Слабой же стороной такого проекта было то, что Проскурин как предводитель уезда, первого по счету, являлся бы в случае смерти заместителем старого предводителя.
Конечно, Проскурин, если бы был корректен, должен был бы немедля собрать экстренное собрание для новых выборов, но в корректность Проскурина плохо верили и думали, что он предпочтет второй выход, предоставленный ему законом, — остаться заместителем до следующего очередного собрания.
Уже за несколько дней до выборов все гостиницы были переполнены съезжавшимися на выборы дворянами.
Они прибывали с каждым поездом, и вереницы ползущих по улицам извозчичьих санок развозили их по городу.
Они ехали, и их позы, выражения, взгляды — все говорило, что мыслью они еще там, в своих деревнях, среди всех дел своих деревенских: сдачи работ, земель, продажи леса, организации разных подготовительных работ для весенних посевов.
Но в гостиницах начиналось уже другое. В темных коридорах бегали озабоченные лакеи, и то и дело растворялись двери номеров, обрисовывались фигуры без сюртука, в подтяжках и раздавался громкий оклик отца командира:
— Человек!
Закорузлые деревенские медведи мало-помалу выползали из своих деревенских шкур: умывались, стриглись, брились и преобразовывались кое-как в городских, правда, с довольно помятыми платьями интеллигентов.
Но в их номерах по-прежнему царил характерный затхлый запах от всех этих дох, полушубков и душегреек, грязного белья, от недоеденной индейки в дорожной корзинке.
Принарядившись, приехавшие занимались обычными визитами: губернскому предводителю, губернатору, вице-губернатору, городским знакомым, друг другу.
Помимо визитов, были и дела — свои частные, большею частью денежные, по части займов. Были и общественные — по поводу предстоящего собрания.
Каждая партия своего уезда собиралась отдельно, каждая в своем месте.
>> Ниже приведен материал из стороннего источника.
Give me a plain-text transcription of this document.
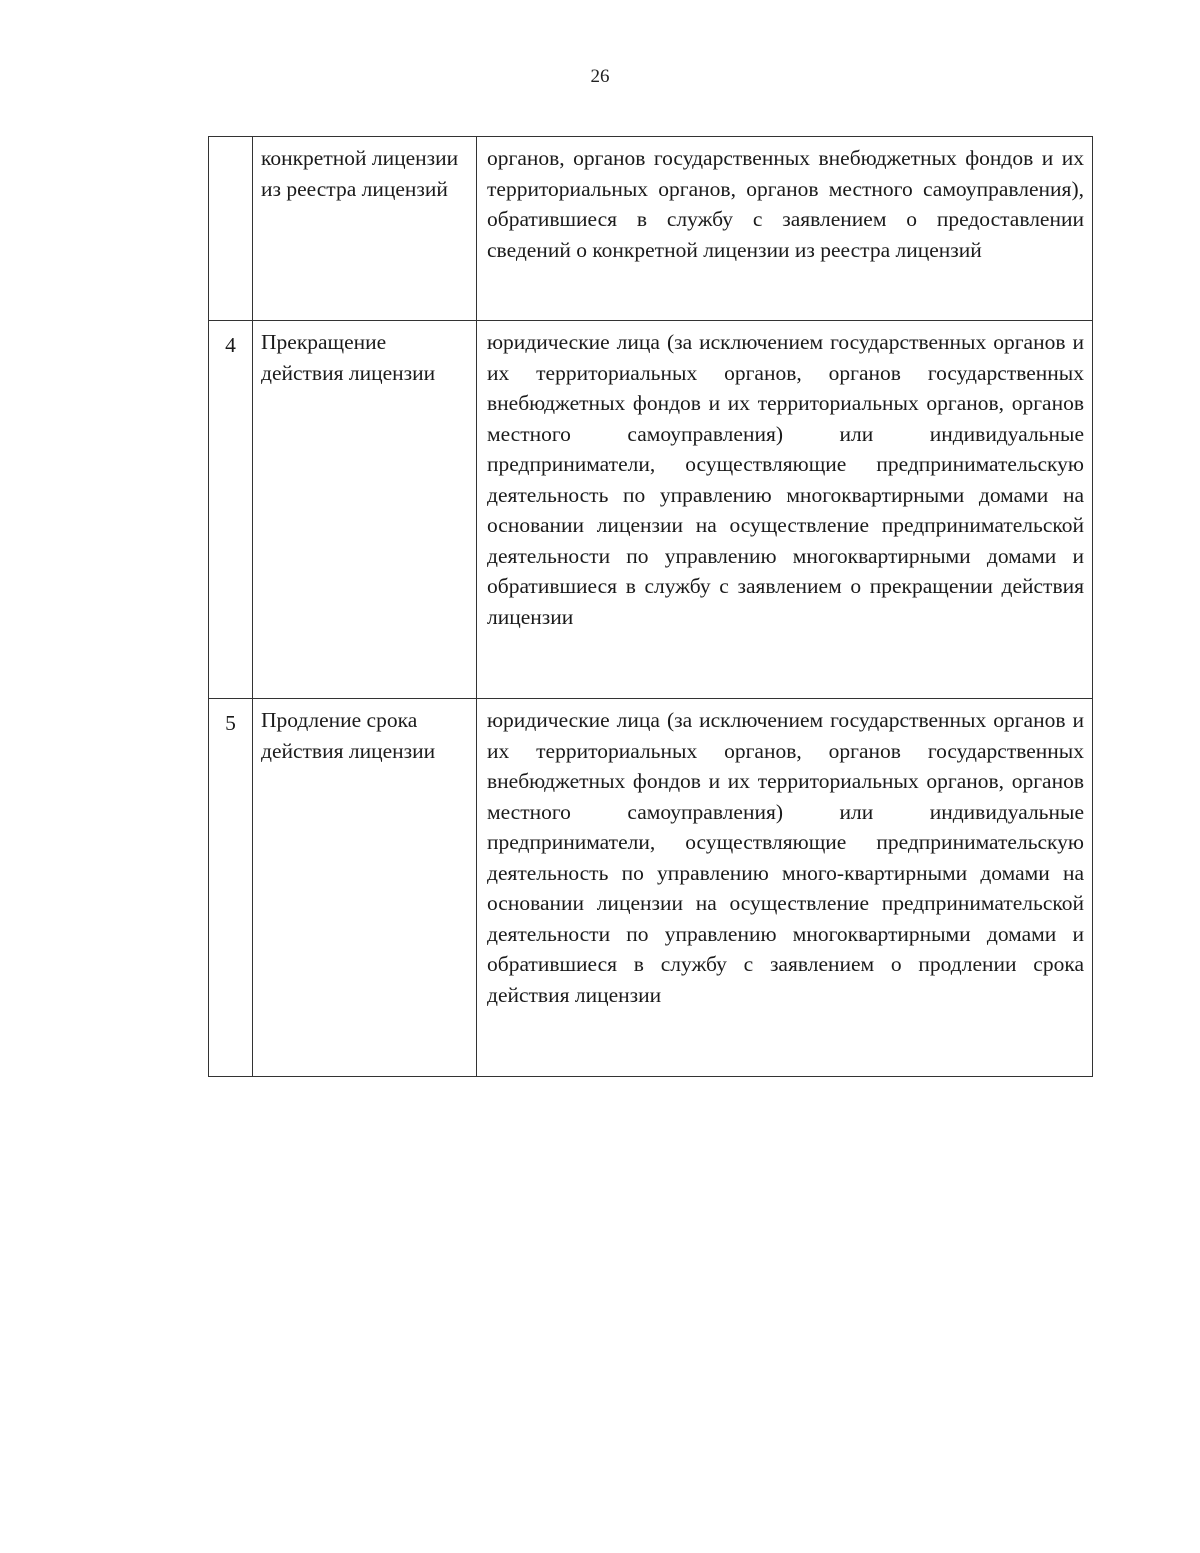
26
	конкретной лицензии из реестра лицензий	органов, органов государственных внебюджетных фондов и их территориальных органов, органов местного самоуправления), обратившиеся в службу с заявлением о предоставлении сведений о конкретной лицензии из реестра лицензий
4	Прекращение действия лицензии	юридические лица (за исключением государственных органов и их территориальных органов, органов государственных внебюджетных фондов и их территориальных органов, органов местного самоуправления) или индивидуальные предприниматели, осуществляющие предпринимательскую деятельность по управлению многоквартирными домами на основании лицензии на осуществление предпринимательской деятельности по управлению многоквартирными домами и обратившиеся в службу с заявлением о прекращении действия лицензии
5	Продление срока действия лицензии	юридические лица (за исключением государственных органов и их территориальных органов, органов государственных внебюджетных фондов и их территориальных органов, органов местного самоуправления) или индивидуальные предприниматели, осуществляющие предпринимательскую деятельность по управлению много-квартирными домами на основании лицензии на осуществление предпринимательской деятельности по управлению многоквартирными домами и обратившиеся в службу с заявлением о продлении срока действия лицензии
Партия Проскурина собиралась днем в богатых, — украшенных портретами предков в высоких воротниках, — апартаментах Проскурина, а после театра в отдельных кабинетах недавно отстроенного ресторана с электричеством, с новинками и ценами петербургских ресторанов.
Чеботаев со своим уездом поселился в одной из самых скромных гостиниц.
Собирались они, и у меня, и в своей гостинице, за скромной едой, и у Николая Ивановича.
Чеботаев, сперва упорно отказывавшийся от баллотировки, убедившись, что, вероятно, большинство за ним, начинал сдаваться, и мы радостно говорили:
— Пойдет! Куда он от нас денется! Силой потащим!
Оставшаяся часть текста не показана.